Concrete examples include rotation symmetries of spin systems represented by unitary operators of SU(2) used in Wolfgang Pauli's spin matrices and by projective representations that give half-integer spin, as emphasized by Paul Dirac in relativistic quantum theory leading to the Dirac equation. Time-reversal in systems with half-integer spin is represented by antiunitary operators discussed in the work of Freeman Dyson and in studies of Kramers degeneracy by Hendrik Kramers. In atomic and molecular spectroscopy, selection rules derived via symmetry operations studied by Linus Pauling and Gerhard Herzberg rely on Wigner's identification of unitary implementations. In quantum field theory, the classification of particle states under the Poincaré group by Eugene Wigner himself uses the theorem to connect physical symmetry actions with unitary representations central to the formulations of Richard Feynman and Murray Gell-Mann.
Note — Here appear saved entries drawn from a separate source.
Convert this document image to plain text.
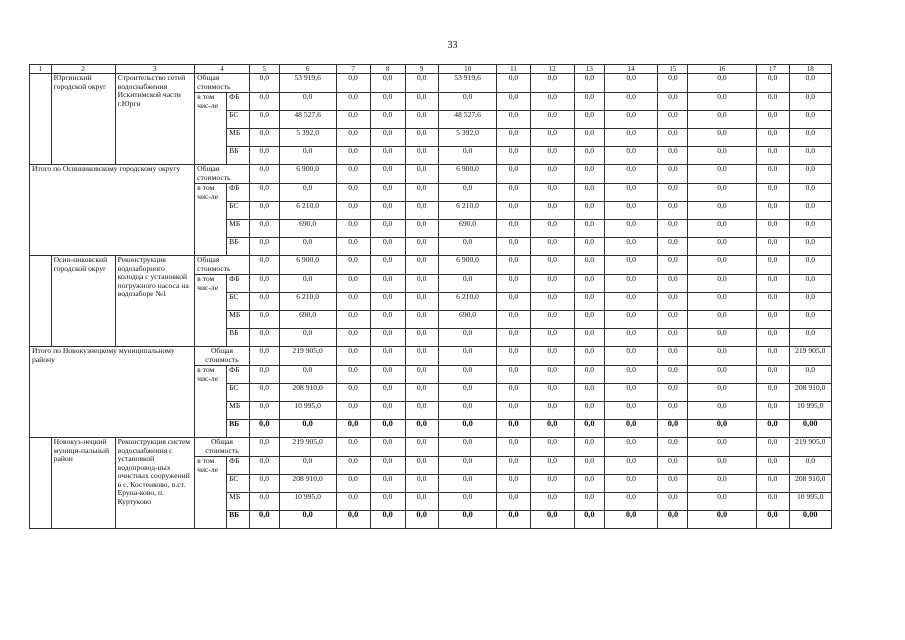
33
1	2	3	4		5	6	7	8	9	10	11	12	13	14	15	16	17	18
	Юргинский городской округ	Строительство сетей водоснабжения Искитимской части г.Юрги	Общая стоимость		0,0	53 919,6	0,0	0,0	0,0	53 919,6	0,0	0,0	0,0	0,0	0,0	0,0	0,0	0,0
			в том чис-ле	ФБ	0,0	0,0	0,0	0,0	0,0	0,0	0,0	0,0	0,0	0,0	0,0	0,0	0,0	0,0
				БС	0,0	48 527,6	0,0	0,0	0,0	48 527,6	0,0	0,0	0,0	0,0	0,0	0,0	0,0	0,0
				МБ	0,0	5 392,0	0,0	0,0	0,0	5 392,0	0,0	0,0	0,0	0,0	0,0	0,0	0,0	0,0
				ВБ	0,0	0,0	0,0	0,0	0,0	0,0	0,0	0,0	0,0	0,0	0,0	0,0	0,0	0,0
Итого по Осинниковскому городскому округу			Общая стоимость		0,0	6 900,0	0,0	0,0	0,0	6 900,0	0,0	0,0	0,0	0,0	0,0	0,0	0,0	0,0
			в том чис-ле	ФБ	0,0	0,0	0,0	0,0	0,0	0,0	0,0	0,0	0,0	0,0	0,0	0,0	0,0	0,0
				БС	0,0	6 210,0	0,0	0,0	0,0	6 210,0	0,0	0,0	0,0	0,0	0,0	0,0	0,0	0,0
				МБ	0,0	690,0	0,0	0,0	0,0	690,0	0,0	0,0	0,0	0,0	0,0	0,0	0,0	0,0
				ВБ	0,0	0,0	0,0	0,0	0,0	0,0	0,0	0,0	0,0	0,0	0,0	0,0	0,0	0,0
	Осин-никовский городской округ	Реконструкция водозаборного колодца с установкой погружного насоса на водозаборе №1	Общая стоимость		0,0	6 900,0	0,0	0,0	0,0	6 900,0	0,0	0,0	0,0	0,0	0,0	0,0	0,0	0,0
			в том чис-ле	ФБ	0,0	0,0	0,0	0,0	0,0	0,0	0,0	0,0	0,0	0,0	0,0	0,0	0,0	0,0
				БС	0,0	6 210,0	0,0	0,0	0,0	6 210,0	0,0	0,0	0,0	0,0	0,0	0,0	0,0	0,0
				МБ	0,0	690,0	0,0	0,0	0,0	690,0	0,0	0,0	0,0	0,0	0,0	0,0	0,0	0,0
				ВБ	0,0	0,0	0,0	0,0	0,0	0,0	0,0	0,0	0,0	0,0	0,0	0,0	0,0	0,0
Итого по Новокузнецкому муниципальному району			Общая стоимость		0,0	219 905,0	0,0	0,0	0,0	0,0	0,0	0,0	0,0	0,0	0,0	0,0	0,0	219 905,0
			в том чис-ле	ФБ	0,0	0,0	0,0	0,0	0,0	0,0	0,0	0,0	0,0	0,0	0,0	0,0	0,0	0,0
				БС	0,0	208 910,0	0,0	0,0	0,0	0,0	0,0	0,0	0,0	0,0	0,0	0,0	0,0	208 910,0
				МБ	0,0	10 995,0	0,0	0,0	0,0	0,0	0,0	0,0	0,0	0,0	0,0	0,0	0,0	10 995,0
				ВБ	0,0	0,0	0,0	0,0	0,0	0,0	0,0	0,0	0,0	0,0	0,0	0,0	0,0	0,00
	Новокуз-нецкий муници-пальный район	Реконструкция систем водоснабжения с установкой водопровод-ных очистных сооружений в с. Костенково, п.ст. Ерунa-ково, п. Куртуково	Общая стоимость		0,0	219 905,0	0,0	0,0	0,0	0,0	0,0	0,0	0,0	0,0	0,0	0,0	0,0	219 905,0
			в том чис-ле	ФБ	0,0	0,0	0,0	0,0	0,0	0,0	0,0	0,0	0,0	0,0	0,0	0,0	0,0	0,0
				БС	0,0	208 910,0	0,0	0,0	0,0	0,0	0,0	0,0	0,0	0,0	0,0	0,0	0,0	208 910,0
				МБ	0,0	10 995,0	0,0	0,0	0,0	0,0	0,0	0,0	0,0	0,0	0,0	0,0	0,0	10 995,0
				ВБ	0,0	0,0	0,0	0,0	0,0	0,0	0,0	0,0	0,0	0,0	0,0	0,0	0,0	0,00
Extensions and generalizations

Extensions include Wigner-type results for indefinite inner product spaces studied in the line of research connected to Mark Krein and Israel Gelfand, and generalizations to symmetries of density operators in operator-algebraic formulations pursued by researchers in the tradition of Alain Connes and Rudolf Haag. Projective representation theory developed by G. W. Mackey and cohomological classifications by Élie Cartan and Henri Cartan place Wigner's theorem in the broader context of central extensions and group cohomology used in modern studies of anomalies in the work of Gerard 't Hooft and Edward Witten. Generalizations addressing superselection sectors and algebraic quantum field theory follow approaches by Doplicher Haag Roberts and Rudolf Haag, while finite-dimensional analogs and robustness results are used in quantum information theory by investigators such as Matthew Hastings and John Preskill.